Нельзя сказать, что все это задумано плохо, всё-таки люди лучше узнавали культуру – с одной стороны, и жизнь простого народа – с другой, но происходившее в глазах людей шестидесятых годов выглядело такой, мягко выражаясь, формальностью! Л. Смирнова: «Меня пригласили на ЗИЛ и дали мне звание «Почетный член бригады коммунистического труда»… и все они, десять человек, должны были выполнять еще одну норму, одиннадцатую – за меня… Это, вероятно, тоже входило в пропагандистскую задачу, мы как бы оказывали друг на друга влияние: я на них, чтобы они лучше трудились, они на меня – чтобы я больше познавала жизнь» (178).
Если говорить откровенно, знание народной жизни никому не мешало. Видите, даже А. Галич мог блеснуть в компании снобов знанием цены на хлеб. В конце концов, с заботы о народе начинались все галлюцинации либеральной интеллигенции. Однако, начиная с шестидесятых годов, духовное развитие «образованщины» окончательно обогнало народное образование. И начало жить своей, неведомой никому жизнью.
XIII
А народ все так же хотел просто кушать, и дрожжи просвещенного шестидесятничества в нем еще не забродили. Страна встала на ноги после чудовищной войны и едва вышла из времени послевоенных лишений. Напомню, что на территориях, подвергшихся оккупации, проживало около 40 процентов населения страны. Низкий уровень жизни не оставлял обычному человеку времени для чтения стихов Ахматовой, изысков стильной одежды или других развлечений городской элиты. Хрущевские либеральные реформы произвели на тех же селян весьма малое впечатление – они просто были из другой оперы.
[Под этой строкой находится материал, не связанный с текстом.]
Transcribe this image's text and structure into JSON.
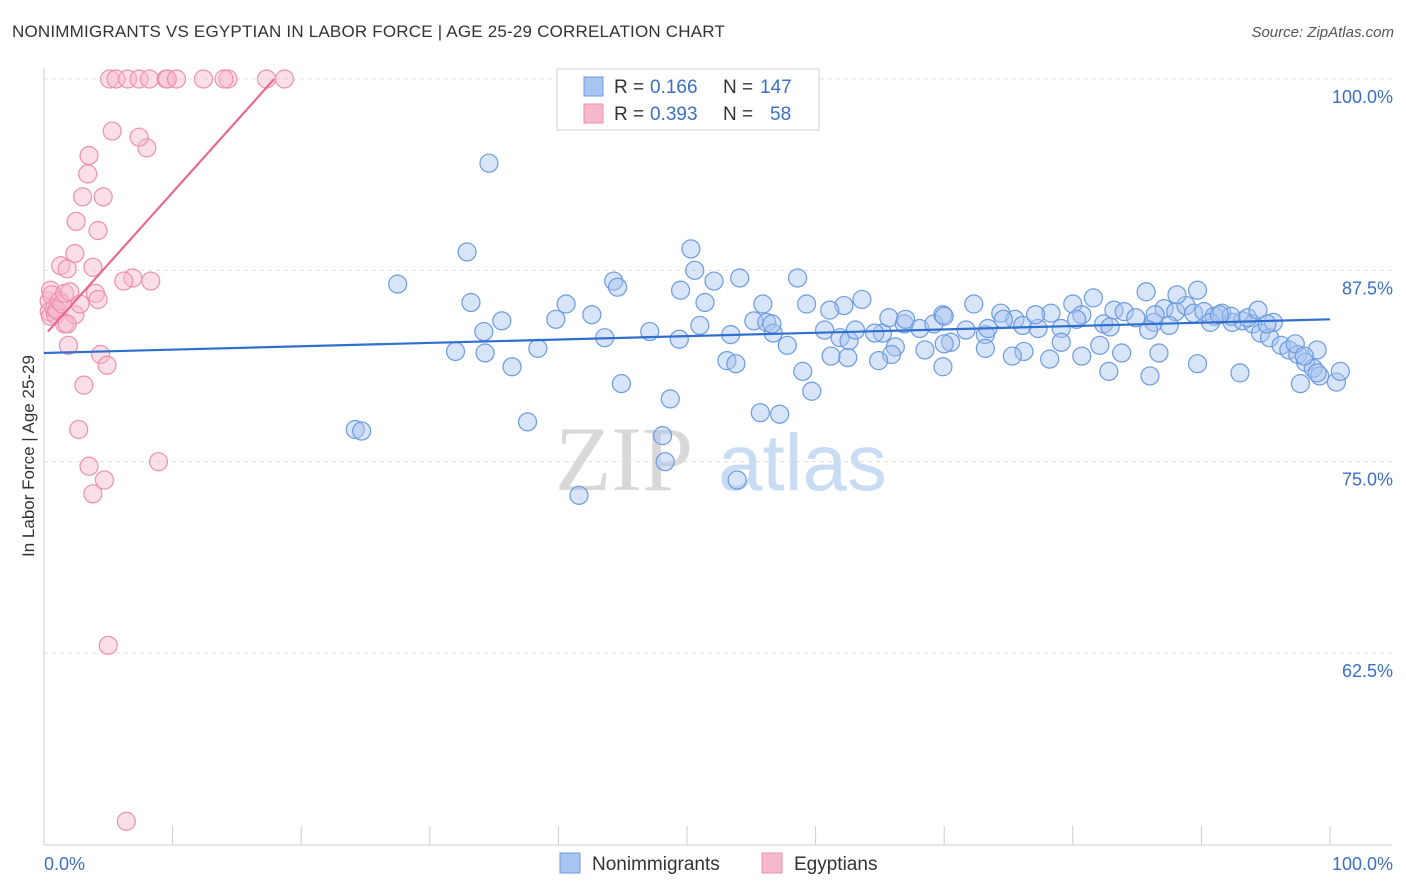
{
  "header": {
    "title": "NONIMMIGRANTS VS EGYPTIAN IN LABOR FORCE | AGE 25-29 CORRELATION CHART",
    "source": "Source: ZipAtlas.com"
  },
  "watermark": {
    "zip": "ZIP",
    "atlas": "atlas"
  },
  "legend": {
    "rows": [
      {
        "r_label": "R =",
        "r_value": "0.166",
        "n_label": "N =",
        "n_value": "147",
        "color": "#a8c4f0"
      },
      {
        "r_label": "R =",
        "r_value": "0.393",
        "n_label": "N =",
        "n_value": "58",
        "color": "#f6b8cb"
      }
    ]
  },
  "bottom_legend": {
    "items": [
      {
        "label": "Nonimmigrants",
        "color": "#a8c4f0"
      },
      {
        "label": "Egyptians",
        "color": "#f6b8cb"
      }
    ]
  },
  "chart_data": {
    "type": "scatter",
    "title": "NONIMMIGRANTS VS EGYPTIAN IN LABOR FORCE | AGE 25-29 CORRELATION CHART",
    "xlabel": "",
    "ylabel": "In Labor Force | Age 25-29",
    "xlim": [
      0,
      100
    ],
    "ylim": [
      51,
      101.5
    ],
    "y_ticks": [
      {
        "value": 100,
        "label": "100.0%"
      },
      {
        "value": 87.5,
        "label": "87.5%"
      },
      {
        "value": 75,
        "label": "75.0%"
      },
      {
        "value": 62.5,
        "label": "62.5%"
      }
    ],
    "x_tick_labels": [
      {
        "value": 0,
        "label": "0.0%"
      },
      {
        "value": 100,
        "label": "100.0%"
      }
    ],
    "x_minor_ticks": [
      0,
      10,
      20,
      30,
      40,
      50,
      60,
      70,
      80,
      90,
      100
    ],
    "series": [
      {
        "name": "Nonimmigrants",
        "color": "#6b9be0",
        "fill": "#a8c4f0",
        "trend": {
          "x": [
            0,
            100
          ],
          "y": [
            82.1,
            84.3
          ],
          "color": "#2f6fd0"
        },
        "points": [
          [
            24.2,
            77.1
          ],
          [
            24.7,
            77.0
          ],
          [
            27.5,
            86.6
          ],
          [
            32.9,
            88.7
          ],
          [
            33.2,
            85.4
          ],
          [
            34.2,
            83.5
          ],
          [
            34.3,
            82.1
          ],
          [
            32.0,
            82.2
          ],
          [
            35.6,
            84.2
          ],
          [
            34.6,
            94.5
          ],
          [
            36.4,
            81.2
          ],
          [
            37.6,
            77.6
          ],
          [
            38.4,
            82.4
          ],
          [
            39.8,
            84.3
          ],
          [
            42.6,
            84.6
          ],
          [
            43.6,
            83.1
          ],
          [
            44.3,
            86.8
          ],
          [
            44.9,
            80.1
          ],
          [
            47.1,
            83.5
          ],
          [
            49.4,
            83.0
          ],
          [
            48.7,
            79.1
          ],
          [
            49.5,
            86.2
          ],
          [
            50.3,
            88.9
          ],
          [
            50.6,
            87.5
          ],
          [
            51.4,
            85.4
          ],
          [
            51.0,
            83.9
          ],
          [
            52.1,
            86.8
          ],
          [
            53.4,
            83.3
          ],
          [
            54.1,
            87.0
          ],
          [
            55.2,
            84.2
          ],
          [
            55.9,
            85.3
          ],
          [
            56.2,
            84.1
          ],
          [
            56.7,
            83.4
          ],
          [
            58.6,
            87.0
          ],
          [
            59.3,
            85.3
          ],
          [
            60.7,
            83.6
          ],
          [
            61.9,
            83.1
          ],
          [
            62.2,
            85.2
          ],
          [
            62.6,
            82.9
          ],
          [
            63.1,
            83.6
          ],
          [
            63.6,
            85.6
          ],
          [
            65.2,
            83.4
          ],
          [
            65.7,
            84.4
          ],
          [
            66.2,
            82.5
          ],
          [
            66.9,
            84.0
          ],
          [
            68.1,
            83.7
          ],
          [
            68.5,
            82.3
          ],
          [
            69.2,
            84.0
          ],
          [
            69.9,
            84.6
          ],
          [
            70.5,
            82.8
          ],
          [
            71.7,
            83.6
          ],
          [
            72.3,
            85.3
          ],
          [
            73.2,
            83.3
          ],
          [
            74.4,
            84.7
          ],
          [
            75.5,
            84.3
          ],
          [
            76.1,
            83.9
          ],
          [
            77.3,
            83.7
          ],
          [
            78.3,
            84.7
          ],
          [
            79.1,
            83.7
          ],
          [
            80.0,
            85.3
          ],
          [
            80.7,
            84.6
          ],
          [
            81.6,
            85.7
          ],
          [
            82.4,
            84.0
          ],
          [
            83.2,
            84.9
          ],
          [
            84.0,
            84.8
          ],
          [
            84.9,
            84.4
          ],
          [
            85.7,
            86.1
          ],
          [
            86.3,
            84.1
          ],
          [
            87.1,
            85.0
          ],
          [
            88.0,
            84.8
          ],
          [
            88.8,
            85.2
          ],
          [
            89.4,
            84.7
          ],
          [
            90.2,
            84.8
          ],
          [
            91.0,
            84.5
          ],
          [
            91.6,
            84.7
          ],
          [
            92.4,
            84.1
          ],
          [
            93.2,
            84.2
          ],
          [
            94.0,
            84.0
          ],
          [
            94.6,
            83.4
          ],
          [
            95.3,
            83.1
          ],
          [
            96.2,
            82.6
          ],
          [
            96.8,
            82.3
          ],
          [
            97.5,
            82.0
          ],
          [
            98.1,
            81.5
          ],
          [
            98.7,
            81.1
          ],
          [
            99.2,
            80.6
          ],
          [
            100.5,
            80.2
          ],
          [
            100.8,
            80.9
          ],
          [
            82.8,
            80.9
          ],
          [
            86.0,
            80.6
          ],
          [
            89.7,
            81.4
          ],
          [
            93.0,
            80.8
          ],
          [
            48.1,
            76.7
          ],
          [
            48.3,
            75.0
          ],
          [
            55.7,
            78.2
          ],
          [
            57.2,
            78.1
          ],
          [
            59.7,
            79.6
          ],
          [
            53.1,
            81.6
          ],
          [
            53.8,
            81.4
          ],
          [
            61.2,
            81.9
          ],
          [
            62.5,
            81.8
          ],
          [
            65.9,
            82.0
          ],
          [
            70.0,
            82.7
          ],
          [
            73.2,
            82.4
          ],
          [
            76.2,
            82.2
          ],
          [
            79.1,
            82.8
          ],
          [
            82.1,
            82.6
          ],
          [
            86.4,
            84.6
          ],
          [
            88.1,
            85.9
          ],
          [
            89.7,
            86.2
          ],
          [
            92.3,
            84.5
          ],
          [
            95.6,
            84.1
          ],
          [
            99.0,
            82.3
          ],
          [
            53.9,
            73.8
          ],
          [
            41.6,
            72.8
          ],
          [
            40.6,
            85.3
          ],
          [
            44.6,
            86.4
          ],
          [
            56.6,
            84.0
          ],
          [
            57.8,
            82.6
          ],
          [
            61.1,
            84.9
          ],
          [
            64.6,
            83.4
          ],
          [
            67.0,
            84.3
          ],
          [
            70.0,
            84.5
          ],
          [
            73.4,
            83.7
          ],
          [
            74.6,
            84.3
          ],
          [
            77.1,
            84.6
          ],
          [
            80.3,
            84.3
          ],
          [
            82.9,
            83.8
          ],
          [
            85.9,
            83.6
          ],
          [
            87.5,
            83.9
          ],
          [
            90.7,
            84.1
          ],
          [
            93.6,
            84.4
          ],
          [
            95.1,
            84.0
          ],
          [
            97.3,
            82.7
          ],
          [
            59.0,
            80.9
          ],
          [
            64.9,
            81.6
          ],
          [
            69.9,
            81.2
          ],
          [
            75.3,
            81.9
          ],
          [
            78.2,
            81.7
          ],
          [
            80.7,
            81.9
          ],
          [
            83.8,
            82.1
          ],
          [
            86.7,
            82.1
          ],
          [
            91.4,
            84.6
          ],
          [
            94.4,
            84.9
          ],
          [
            97.7,
            80.1
          ],
          [
            98.0,
            81.9
          ],
          [
            99.0,
            80.8
          ]
        ]
      },
      {
        "name": "Egyptians",
        "color": "#ee8fae",
        "fill": "#f6b8cb",
        "trend": {
          "x": [
            0.3,
            17.9
          ],
          "y": [
            83.5,
            100.0
          ],
          "color": "#e8688f"
        },
        "points": [
          [
            0.4,
            85.5
          ],
          [
            0.5,
            86.2
          ],
          [
            0.6,
            85.9
          ],
          [
            0.4,
            84.8
          ],
          [
            0.5,
            84.5
          ],
          [
            0.8,
            85.0
          ],
          [
            0.9,
            84.6
          ],
          [
            1.0,
            84.9
          ],
          [
            1.2,
            85.5
          ],
          [
            1.4,
            85.3
          ],
          [
            1.6,
            84.0
          ],
          [
            1.3,
            87.8
          ],
          [
            1.6,
            86.0
          ],
          [
            1.8,
            87.6
          ],
          [
            2.0,
            86.1
          ],
          [
            1.9,
            82.6
          ],
          [
            2.4,
            84.6
          ],
          [
            2.8,
            85.3
          ],
          [
            2.4,
            88.6
          ],
          [
            2.5,
            90.7
          ],
          [
            3.0,
            92.3
          ],
          [
            3.4,
            93.8
          ],
          [
            3.8,
            87.7
          ],
          [
            4.0,
            86.0
          ],
          [
            4.2,
            85.6
          ],
          [
            4.6,
            92.3
          ],
          [
            4.2,
            90.1
          ],
          [
            3.5,
            95.0
          ],
          [
            4.4,
            82.0
          ],
          [
            4.9,
            81.3
          ],
          [
            5.3,
            96.6
          ],
          [
            5.1,
            100.0
          ],
          [
            5.6,
            100.0
          ],
          [
            6.5,
            100.0
          ],
          [
            7.4,
            100.0
          ],
          [
            8.2,
            100.0
          ],
          [
            9.5,
            100.0
          ],
          [
            8.0,
            95.5
          ],
          [
            7.4,
            96.2
          ],
          [
            6.9,
            87.0
          ],
          [
            6.2,
            86.8
          ],
          [
            3.1,
            80.0
          ],
          [
            2.7,
            77.1
          ],
          [
            3.5,
            74.7
          ],
          [
            3.8,
            72.9
          ],
          [
            4.7,
            73.8
          ],
          [
            8.3,
            86.8
          ],
          [
            8.9,
            75.0
          ],
          [
            5.0,
            63.0
          ],
          [
            6.4,
            51.5
          ],
          [
            17.3,
            100.0
          ],
          [
            18.7,
            100.0
          ],
          [
            12.4,
            100.0
          ],
          [
            14.3,
            100.0
          ],
          [
            9.6,
            100.0
          ],
          [
            14.0,
            100.0
          ],
          [
            10.3,
            100.0
          ],
          [
            1.8,
            84.0
          ]
        ]
      }
    ]
  }
}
Для них значительно больше значила практическая возможность иметь в личном пользовании крупный рогатый скот, свиней, птицу и другую живность.
Когда тяжелые голодные военные и послевоенные годы миновали, крестьяне, благодаря подсобным хозяйствам, имели, чем накормить семью, и даже кое-что привозили на продажу в город. Это поддерживало удовлетворительный уровень снабжения в крупных населенных пунктах вплоть до конца 1950 – начала 1960-х годов, когда необузданная фантазия Н. Хрущева выдвинула лозунг о немедленной ликвидации разрыва между городом и деревней. Последовательный коммунист Хрущев с троцкистской прямотой категорически отрицал частнособственнический инстинкт крестьянина
[72]. Фатальной ошибкой являлась линия на ликвидацию небольших колхозов. Это в скором времени привело к разорению тысяч небольших деревень.
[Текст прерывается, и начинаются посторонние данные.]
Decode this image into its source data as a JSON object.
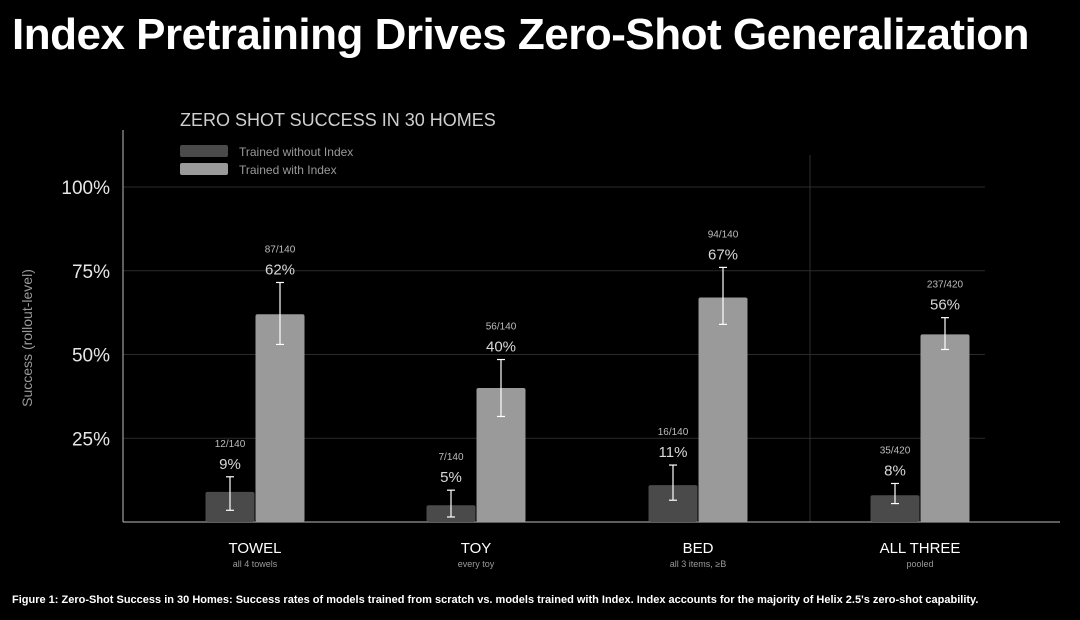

Погром приусадебных хозяйств и торжество концепции «неперспективных сел» привели к тому, что крестьяне вновь кинулись из своих деревень в город. Начиная с 1960-х годов, СССР пережил вторую форсированную урбанизацию. Если в 1950 году в СССР в городах жили 71 миллионов человек (39 % населения), то в 1990-190 миллионов (66 %). Прежде всего, из села уезжала молодежь. В 1959 году в составе сельского населения страны имелось 16,7 миллионов людей в возрасте от 10 до 19 лет, а спустя 11 лет, по переписи 1970 года, жителей села в возрасте от 21 до 30 лет было всего 10 миллионов, то есть на 41 % меньше (179). Это отражалось на демографической ситуации, и государство уже не успевало создавать рабочие места для новых горожан.